When image quality is normal, the robot continues along the original scan path. When continuous low-quality frames are detected, the system estimates the likely failure cause. If the degradation is caused by insufficient contact or poor acoustic coupling, the robot slightly increases the contact force. If over-compression is detected, the robot reduces the contact force. If the contact force is reasonable but the bone cortex or muscle boundary remains unclear, the system performs small pitch/roll adjustments or local lateral shifts. If image quality remains poor over consecutive frames, the robot backtracks by approximately 5–15 mm and re-scans the local region. Once image quality recovers, the robot resumes the original scan path.
Experimental Design
The experiments will include phantom validation and healthy-volunteer validation. Phantom experiments will be used to create controlled failure cases, such as weak contact, over-compression, probe tilt, and local acoustic-window loss. These experiments will evaluate whether the system can detect and recover from image-quality degradation in real time.

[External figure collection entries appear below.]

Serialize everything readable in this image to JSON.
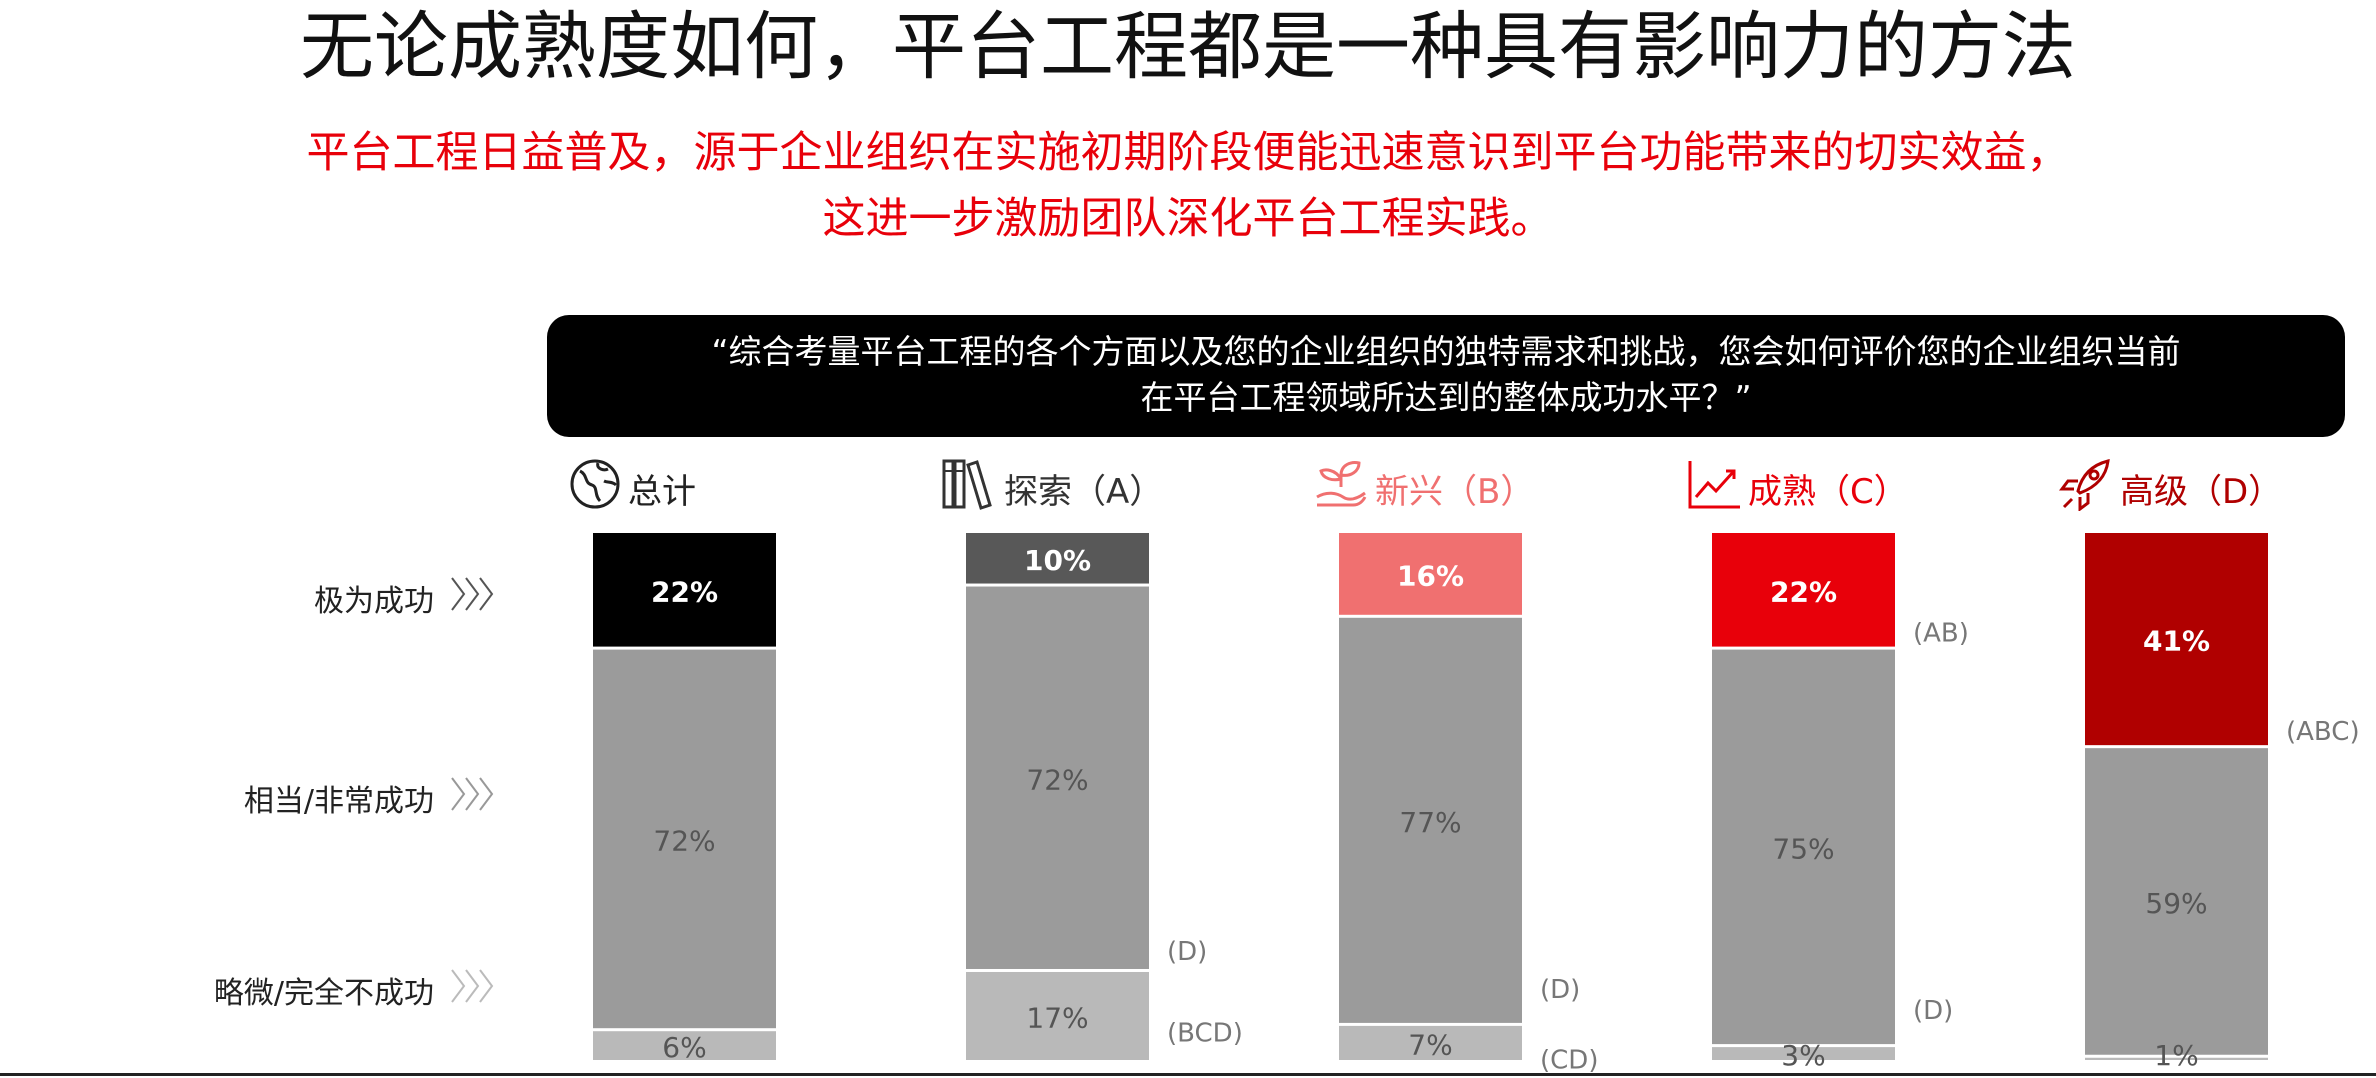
{
  "title": "无论成熟度如何，平台工程都是一种具有影响力的方法",
  "subtitle": {
    "line1": "平台工程日益普及，源于企业组织在实施初期阶段便能迅速意识到平台功能带来的切实效益，",
    "line2": "这进一步激励团队深化平台工程实践。"
  },
  "question": {
    "line1": "“综合考量平台工程的各个方面以及您的企业组织的独特需求和挑战，您会如何评价您的企业组织当前",
    "line2": "在平台工程领域所达到的整体成功水平？”"
  },
  "row_labels": [
    "极为成功",
    "相当/非常成功",
    "略微/完全不成功"
  ],
  "colors": {
    "mid_gray": "#9b9b9b",
    "light_gray": "#b9b9b9",
    "total": "#000000",
    "explore": "#585858",
    "emerging": "#f07070",
    "mature": "#e8000a",
    "advanced": "#b00000",
    "accent_red": "#e8000a"
  },
  "headers": [
    {
      "label": "总计",
      "icon": "globe-icon",
      "color": "#222222"
    },
    {
      "label": "探索（A）",
      "icon": "books-icon",
      "color": "#333333"
    },
    {
      "label": "新兴（B）",
      "icon": "sprout-icon",
      "color": "#f07070"
    },
    {
      "label": "成熟（C）",
      "icon": "growth-chart-icon",
      "color": "#e8000a"
    },
    {
      "label": "高级（D）",
      "icon": "rocket-icon",
      "color": "#b00000"
    }
  ],
  "chart_data": {
    "type": "bar",
    "stacked": true,
    "ylim": [
      0,
      100
    ],
    "categories": [
      "总计",
      "探索（A）",
      "新兴（B）",
      "成熟（C）",
      "高级（D）"
    ],
    "series": [
      {
        "name": "极为成功",
        "values": [
          22,
          10,
          16,
          22,
          41
        ],
        "labels": [
          "22%",
          "10%",
          "16%",
          "22%",
          "41%"
        ]
      },
      {
        "name": "相当/非常成功",
        "values": [
          72,
          72,
          77,
          75,
          59
        ],
        "labels": [
          "72%",
          "72%",
          "77%",
          "75%",
          "59%"
        ]
      },
      {
        "name": "略微/完全不成功",
        "values": [
          6,
          17,
          7,
          3,
          1
        ],
        "labels": [
          "6%",
          "17%",
          "7%",
          "3%",
          "1%"
        ]
      }
    ],
    "annotations": [
      {
        "category": "成熟（C）",
        "series": "极为成功",
        "text": "(AB)"
      },
      {
        "category": "高级（D）",
        "series": "极为成功",
        "text": "(ABC)"
      },
      {
        "category": "探索（A）",
        "series": "相当/非常成功",
        "text": "(D)"
      },
      {
        "category": "新兴（B）",
        "series": "相当/非常成功",
        "text": "(D)"
      },
      {
        "category": "成熟（C）",
        "series": "相当/非常成功",
        "text": "(D)"
      },
      {
        "category": "探索（A）",
        "series": "略微/完全不成功",
        "text": "(BCD)"
      },
      {
        "category": "新兴（B）",
        "series": "略微/完全不成功",
        "text": "(CD)"
      }
    ]
  }
}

Healthy-volunteer experiments will be conducted with at least six healthy participants, mainly focusing on the forearm radius/ulna region. Each participant will undergo comparative scans under different acquisition strategies, including fixed-path scanning, force-only adaptation, force-and-pose adaptation, and the complete quality-aware local re-scanning method.
Main evaluation metrics will include mean image quality score, low-quality frame ratio, usable-frame ratio, recovery success rate, number of re-scanning triggers, additional scanning time, contact-force safety, bone cortex visibility, and muscle-boundary clarity.
Segmentation-Based Validation and Expected Outcomes
This project will use an existing musculoskeletal ultrasound segmentation network developed by PhD researchers as a downstream validation tool. The master’s student is not expected to develop a new segmentation model. Instead, the existing network will be used to evaluate whether images acquired under different scanning strategies are more suitable for automatic segmentation of the bone cortex, muscle boundary, or related anatomical structures.
The expected outcomes include a real-time closed-loop robotic musculoskeletal ultrasound acquisition prototype, phantom and healthy-volunteer experimental results, image-quality analysis, and downstream validation results based on the existing segmentation network.
The daily supervisor of this project will be Dezhi Sun.